The early Christians were beset by problems on two sides. We might
say they were fighting a war on two fronts.
First, there was the external struggle with non-Christians,
whether with Jews who were casting Jewish Christians out of the synagogues, or
with Roman authorities who saw Christians as a threat to the civil order.
Second, and perhaps even more difficult and destructive, there
were conflicts within the Body of Christ. There was an internal front that
involved a battle against false teaching and false teachers.
One of the greatest early struggles for authentic believers and
for true churches was controversy over Christology. Namely, there were those
who denied that the Lord Jesus had been a true man. Today the main problem is
that people deny the true deity of Christ, but in the early days the more
common problem was that they denied his true humanity.
They asked, How can you say that Jesus was true God and also say
that he was a true man who was conceived in the virgin’s womb, who slept,
hungered, thirsted, wept, perspired, and, most of all, who suffered and died on
the cross?
Their explanation was that Jesus had not been a true man, but that
he had only appeared to be a man. The Greek verb for to appear to be is dokeo.
Later theologians would call those who denied our Lord’s true humanity,
Docetists and their belief Docetism.
1 John is a writing from the Apostle John that was composed, in
part, in order to help a group of Christians, a church, which had been stirred
up by a group of false teachers who denied Christ’s true humanity. We get
various clues about this throughout 1 John.
One clue of schism in this church is found in 1 John 2:19: “They
went out from us, but they were not of us…”
Another huge clue of dispute is found in 1 John 4:1-3, which
contains a call for discernment (“Beloved, believe not every spirit, but try
the spirits whether they are of God…”). Some had denied that Christ had come “in
the flesh” (as a true man), and so, John says, they had a spirit of “antichrist”

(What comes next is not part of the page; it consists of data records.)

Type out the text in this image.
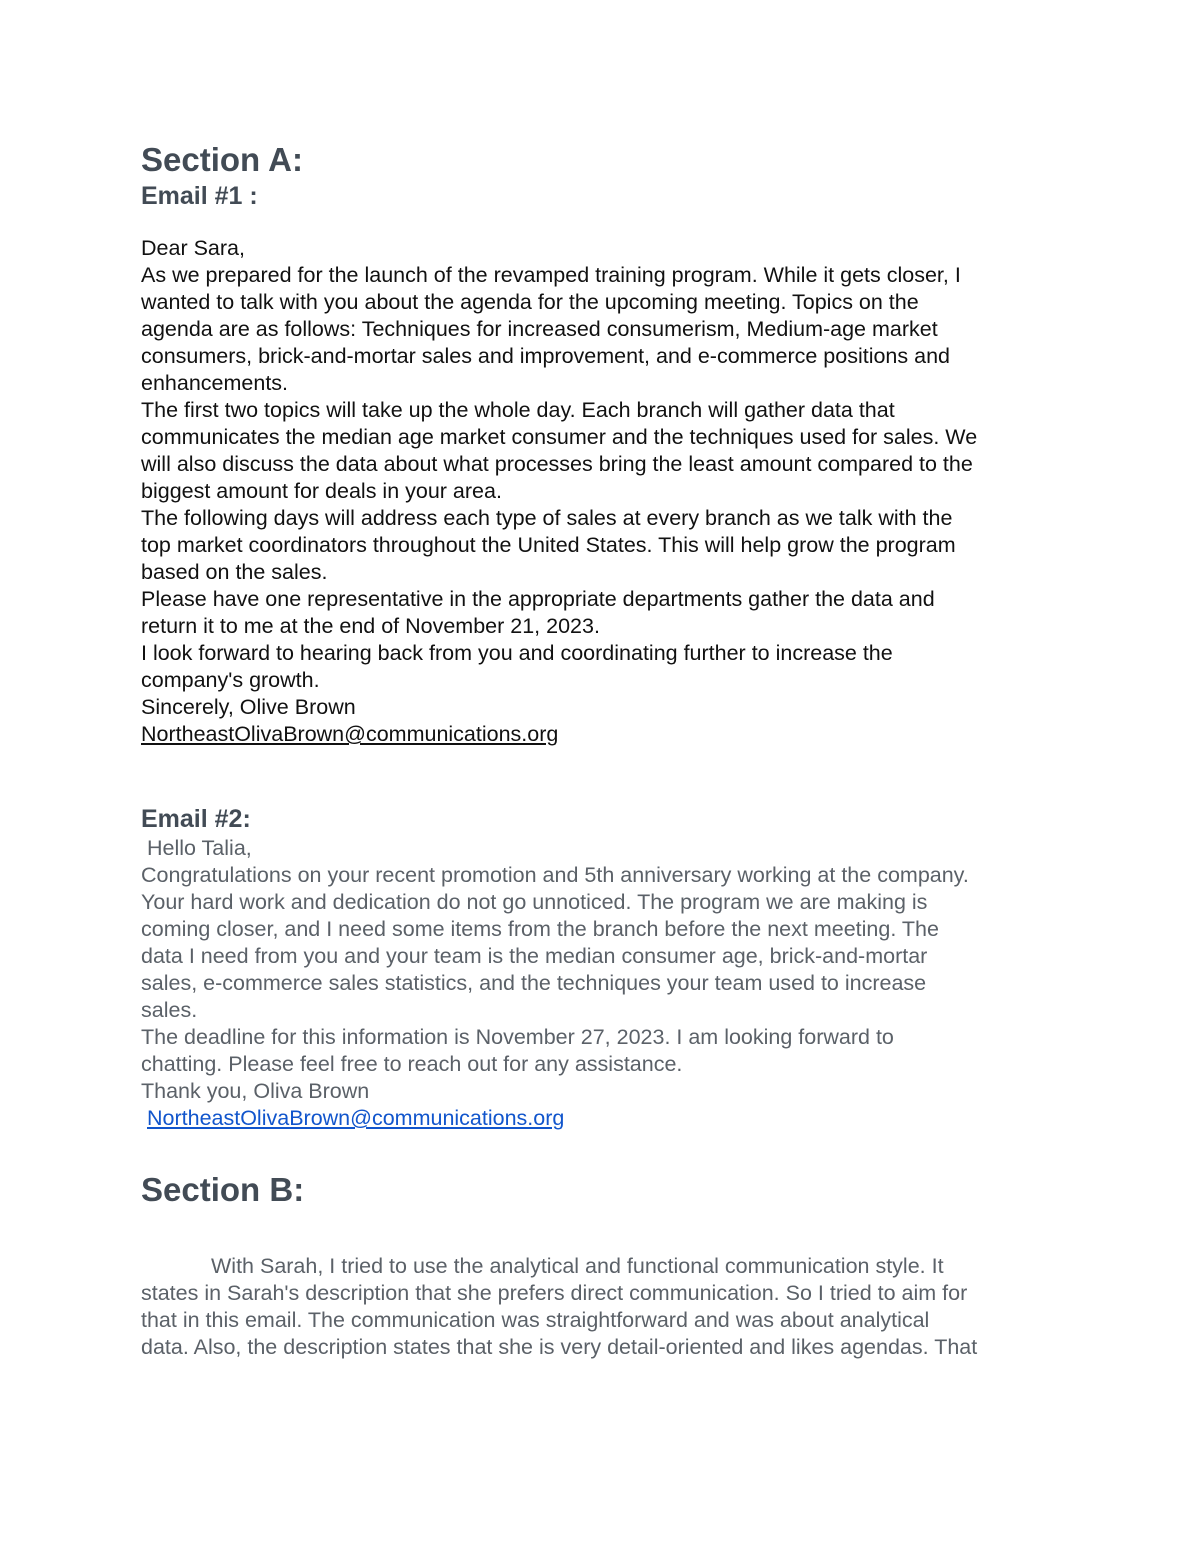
Section A:
Email #1 :
Dear Sara,
As we prepared for the launch of the revamped training program. While it gets closer, I
wanted to talk with you about the agenda for the upcoming meeting. Topics on the
agenda are as follows: Techniques for increased consumerism, Medium-age market
consumers, brick-and-mortar sales and improvement, and e-commerce positions and
enhancements.
The first two topics will take up the whole day. Each branch will gather data that
communicates the median age market consumer and the techniques used for sales. We
will also discuss the data about what processes bring the least amount compared to the
biggest amount for deals in your area.
The following days will address each type of sales at every branch as we talk with the
top market coordinators throughout the United States. This will help grow the program
based on the sales.
Please have one representative in the appropriate departments gather the data and
return it to me at the end of November 21, 2023.
I look forward to hearing back from you and coordinating further to increase the
company's growth.
Sincerely, Olive Brown
NortheastOlivaBrown@communications.org
Email #2:
Hello Talia,
Congratulations on your recent promotion and 5th anniversary working at the company.
Your hard work and dedication do not go unnoticed. The program we are making is
coming closer, and I need some items from the branch before the next meeting. The
data I need from you and your team is the median consumer age, brick-and-mortar
sales, e-commerce sales statistics, and the techniques your team used to increase
sales.
The deadline for this information is November 27, 2023. I am looking forward to
chatting. Please feel free to reach out for any assistance.
Thank you, Oliva Brown
NortheastOlivaBrown@communications.org
Section B:
With Sarah, I tried to use the analytical and functional communication style. It
states in Sarah's description that she prefers direct communication. So I tried to aim for
that in this email. The communication was straightforward and was about analytical
data. Also, the description states that she is very detail-oriented and likes agendas. That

(opposing right teaching about Christ).
John wrote to provide these believers with a testimony that he, as
an Apostle, was an eyewitness to the life of Christ, whom he calls “the Word of
life,” and that Christ was and is a true man. He did not just appear to be a
man. He was not a ghost, a specter, a spirit, a hologram, but a true flesh and
blood man. If Christ had not been a true man he could not have sympathized with
us in our weakness, and if he were not true God he could not have saved us to
the utmost.
The Lord Jesus Christ is true God and true man!